Fetches the given HTTP url, blocking until the result is returned.

URLs are fetched using one of the following HTTP methods:

- `GET`
- `POST`
- `HEAD`
- `PUT`

To fetch the result, a HTTP/1.1-compliant proxy is used.

method The constants GET, POST, HEAD, PUT, DELETE, or PATCH or the same HTTP methods as strings.
payload POST, PUT, or PATCH payload (implies method is not GET, HEAD, or DELETE). This argument is ignored if the method is not POST, PUT, or PATCH.
headers Dictionary of HTTP headers to send with the request.
allow_truncated If set to True, truncates large responses and returns them without raising an error. Otherwise, a ResponseTooLargeError is raised when a response is truncated.
follow_redirects If set to True (the default), redirects are transparently followed. If there are less than five redirects, the response contains the final destination's payload, and the response status is 200. You lose, however, the redirect chain information. If set to False, you see the HTTP response yourself, including the Location header, and redirects are not followed.
deadline Deadline in seconds for the operation.
validate_certificate If set to True, requests are not sent to the server unless the certificate is valid, signed by a trusted CA, and the host name matches the certificate. A value of None (default) indicates that the behavior will be chosen by the underlying urlfetch implementation.
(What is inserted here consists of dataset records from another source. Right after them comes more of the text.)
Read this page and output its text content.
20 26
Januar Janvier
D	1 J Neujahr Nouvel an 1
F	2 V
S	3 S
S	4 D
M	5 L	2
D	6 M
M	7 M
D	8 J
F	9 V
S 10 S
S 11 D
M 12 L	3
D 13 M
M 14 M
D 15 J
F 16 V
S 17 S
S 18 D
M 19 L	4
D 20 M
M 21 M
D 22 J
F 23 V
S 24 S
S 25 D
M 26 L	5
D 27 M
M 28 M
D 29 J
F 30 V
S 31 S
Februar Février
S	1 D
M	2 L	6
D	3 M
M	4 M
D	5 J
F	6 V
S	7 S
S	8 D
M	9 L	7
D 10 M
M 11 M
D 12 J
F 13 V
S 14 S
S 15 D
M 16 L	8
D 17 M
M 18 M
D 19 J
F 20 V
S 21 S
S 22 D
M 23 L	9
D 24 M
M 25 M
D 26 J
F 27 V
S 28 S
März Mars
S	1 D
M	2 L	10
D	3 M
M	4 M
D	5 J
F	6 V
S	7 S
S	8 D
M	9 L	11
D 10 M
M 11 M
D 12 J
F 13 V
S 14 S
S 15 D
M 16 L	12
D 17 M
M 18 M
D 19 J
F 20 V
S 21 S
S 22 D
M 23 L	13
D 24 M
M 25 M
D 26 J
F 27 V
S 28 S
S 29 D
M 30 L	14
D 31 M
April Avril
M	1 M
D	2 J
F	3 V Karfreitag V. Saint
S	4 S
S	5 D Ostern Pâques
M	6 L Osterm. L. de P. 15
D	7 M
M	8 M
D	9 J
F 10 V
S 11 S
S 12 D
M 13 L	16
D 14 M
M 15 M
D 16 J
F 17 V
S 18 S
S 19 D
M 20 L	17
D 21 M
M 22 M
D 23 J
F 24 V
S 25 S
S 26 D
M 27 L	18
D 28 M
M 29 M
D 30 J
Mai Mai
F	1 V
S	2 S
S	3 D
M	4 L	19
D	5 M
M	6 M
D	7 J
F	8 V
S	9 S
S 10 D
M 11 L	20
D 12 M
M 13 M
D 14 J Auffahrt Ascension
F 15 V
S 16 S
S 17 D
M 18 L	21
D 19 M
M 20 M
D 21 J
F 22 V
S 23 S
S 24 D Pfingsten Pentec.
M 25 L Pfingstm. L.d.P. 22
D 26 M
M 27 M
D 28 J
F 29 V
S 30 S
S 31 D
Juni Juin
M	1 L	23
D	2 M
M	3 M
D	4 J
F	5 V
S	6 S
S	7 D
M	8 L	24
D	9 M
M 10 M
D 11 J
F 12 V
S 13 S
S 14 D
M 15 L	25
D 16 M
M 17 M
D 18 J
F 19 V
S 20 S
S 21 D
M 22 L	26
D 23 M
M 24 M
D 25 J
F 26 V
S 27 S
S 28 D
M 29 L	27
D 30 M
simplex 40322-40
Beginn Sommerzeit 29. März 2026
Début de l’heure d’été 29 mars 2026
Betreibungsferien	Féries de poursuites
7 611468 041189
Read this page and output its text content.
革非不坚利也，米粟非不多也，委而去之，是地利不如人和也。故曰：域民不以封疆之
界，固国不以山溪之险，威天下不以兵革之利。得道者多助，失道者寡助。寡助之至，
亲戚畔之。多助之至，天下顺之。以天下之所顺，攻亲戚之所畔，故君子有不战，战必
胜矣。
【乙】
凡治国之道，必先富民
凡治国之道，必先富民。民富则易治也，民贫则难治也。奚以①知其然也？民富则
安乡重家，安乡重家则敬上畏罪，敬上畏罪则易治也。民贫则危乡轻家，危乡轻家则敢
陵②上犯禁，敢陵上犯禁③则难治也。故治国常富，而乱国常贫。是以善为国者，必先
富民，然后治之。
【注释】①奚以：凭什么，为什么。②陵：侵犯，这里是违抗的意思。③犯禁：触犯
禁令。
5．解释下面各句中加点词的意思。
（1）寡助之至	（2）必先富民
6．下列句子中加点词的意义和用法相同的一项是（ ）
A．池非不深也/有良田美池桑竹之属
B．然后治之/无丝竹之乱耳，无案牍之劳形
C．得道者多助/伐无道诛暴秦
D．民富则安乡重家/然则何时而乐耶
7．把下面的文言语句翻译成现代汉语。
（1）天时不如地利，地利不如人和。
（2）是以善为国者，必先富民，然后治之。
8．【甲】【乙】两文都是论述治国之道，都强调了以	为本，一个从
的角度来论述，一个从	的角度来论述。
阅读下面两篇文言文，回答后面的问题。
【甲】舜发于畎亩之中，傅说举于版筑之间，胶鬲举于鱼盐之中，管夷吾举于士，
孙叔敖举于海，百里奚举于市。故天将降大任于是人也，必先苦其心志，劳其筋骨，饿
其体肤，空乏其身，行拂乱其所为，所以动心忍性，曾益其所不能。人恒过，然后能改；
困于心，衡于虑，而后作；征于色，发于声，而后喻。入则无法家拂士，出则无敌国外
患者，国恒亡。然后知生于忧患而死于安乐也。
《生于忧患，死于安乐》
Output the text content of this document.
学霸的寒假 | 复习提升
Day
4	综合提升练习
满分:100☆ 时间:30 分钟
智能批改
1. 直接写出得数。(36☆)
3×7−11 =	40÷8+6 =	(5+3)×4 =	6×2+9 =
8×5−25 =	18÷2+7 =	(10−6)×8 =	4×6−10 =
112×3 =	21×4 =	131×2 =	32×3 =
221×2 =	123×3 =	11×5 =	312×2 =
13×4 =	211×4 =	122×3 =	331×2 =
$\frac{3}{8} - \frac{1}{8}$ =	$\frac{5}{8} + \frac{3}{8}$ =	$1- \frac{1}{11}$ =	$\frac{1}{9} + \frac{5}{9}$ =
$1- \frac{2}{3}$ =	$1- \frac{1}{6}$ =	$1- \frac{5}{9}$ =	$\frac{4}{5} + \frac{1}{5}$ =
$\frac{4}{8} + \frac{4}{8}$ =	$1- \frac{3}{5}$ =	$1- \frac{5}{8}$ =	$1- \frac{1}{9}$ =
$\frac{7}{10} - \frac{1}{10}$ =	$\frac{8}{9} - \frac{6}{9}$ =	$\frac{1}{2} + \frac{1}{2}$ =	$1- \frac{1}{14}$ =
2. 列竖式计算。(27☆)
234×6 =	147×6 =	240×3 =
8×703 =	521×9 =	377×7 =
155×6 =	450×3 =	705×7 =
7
object An object containing following fields:

  • content: A string that contains the response from the server.
  • status_code: The HTTP status code that was returned by the server.
  • headers: The dict of headers that was returned by the server.

urlfetch_errors.Error If an error occurs. See the urlfetch_errors module for more information.


HTTP errors are returned as a part of the return structure. HTTP errors like 404 do not result in an exception. See urlfetch_errors for details.